2026 Taiwanese horror drama television series

Haunted House Secrets (凶宅專賣店) is a 10-episode original Taiwanese horror television series that premiered on Disney+ on January 16, 2026. The series was inspired by real-life events.

==Plot==
Haunted House Secrets follows the protagonist A-Ze, who decides to sell the haunted house he has lived in for many years in order to raise money for his younger sister Hsin Ai's heart transplant. However, by chance, he becomes a rookie real estate agent at "Yi-Sheng Realty", a shop specializing in selling haunted houses. This haunted house specialty store is home to a group of partners with distinct personalities, who partners with a psychic team to resolve the lingering obsessions, regrets, and grudges of restless spirits attached to these homes.

==Cast==

| Actor | Role | Description |
|---|---|---|
| Christopher Lee | Tseng Kuo-hsiung | Owner of "Yi-Sheng Realty". |
| Fandy Fan | A-Ze | A rookie real estate agent who decides to sell the haunted house he has lived in for many years in order to raise money for his sister's heart transplant. |
| Buffy Chen | Hsiao Mo | Psychic girl |
| Hong Huifang | Pi Ying-hsüeh | Psychic granny. |
| Shih Ming-shuai | Chen Yung-jen | Estate agent. |
| Allison Lin | Chiu Wan-yü | Chen Yung-jen's wife, who is also a police officer. |

==Production==
Director Lester Hsi stated that his creative inspiration came partly from the South Korean film Along with the Gods: The Two Worlds. He pointed out that as an Asian country that also values funeral rites and folk beliefs, Taiwan also has the cultural foundation to develop its own narratives on the themes of life and death. Hsi believes that in addition to creating a suspenseful atmosphere, the work also hopes to convey emotional warmth and guide the audience to view themes such as haunted houses and the dead from different perspectives.
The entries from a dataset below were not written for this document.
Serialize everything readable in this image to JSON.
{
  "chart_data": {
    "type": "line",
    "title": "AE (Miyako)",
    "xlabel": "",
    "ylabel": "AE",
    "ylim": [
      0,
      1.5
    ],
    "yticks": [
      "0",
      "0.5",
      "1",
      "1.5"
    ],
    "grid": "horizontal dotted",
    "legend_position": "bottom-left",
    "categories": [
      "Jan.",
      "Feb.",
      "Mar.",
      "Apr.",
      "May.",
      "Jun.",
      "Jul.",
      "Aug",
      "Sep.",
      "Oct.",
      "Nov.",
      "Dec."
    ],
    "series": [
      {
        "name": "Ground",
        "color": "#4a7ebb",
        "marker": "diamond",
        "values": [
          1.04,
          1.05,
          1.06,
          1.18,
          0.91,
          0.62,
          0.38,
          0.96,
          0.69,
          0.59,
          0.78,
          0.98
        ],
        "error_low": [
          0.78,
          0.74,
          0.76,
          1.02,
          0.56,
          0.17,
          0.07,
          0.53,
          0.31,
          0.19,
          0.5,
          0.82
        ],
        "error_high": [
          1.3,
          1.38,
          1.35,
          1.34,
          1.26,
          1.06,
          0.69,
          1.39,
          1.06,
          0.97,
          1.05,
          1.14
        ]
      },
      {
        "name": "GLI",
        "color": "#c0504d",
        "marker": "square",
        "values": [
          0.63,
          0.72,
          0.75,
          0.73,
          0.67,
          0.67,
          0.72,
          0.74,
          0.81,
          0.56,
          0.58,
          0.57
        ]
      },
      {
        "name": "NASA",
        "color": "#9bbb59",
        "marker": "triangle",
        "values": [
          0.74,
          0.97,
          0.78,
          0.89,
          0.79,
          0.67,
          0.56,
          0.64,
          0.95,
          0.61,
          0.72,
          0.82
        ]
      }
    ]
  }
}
The principal photography of the film began in March 2024.

==Release==
On 27 June 2025, the first two episodes of Haunted House Secrets premiered at the Taipei Film Festival at Zhongshan Hall. An illustrated poster designed by visual artist Steven Tung was also unveiled on the same day. The two directors, producer Lo Pei-yi, and the main cast attended the premiere. A media tea party was held on 24 January, where the main cast members gave interviews.

The series premiered on Disney+ on 16 January, 2026, with two episodes released every Friday. Within 48 hours of its release, the show ranked number one on Disney+'s trending charts in Taiwan.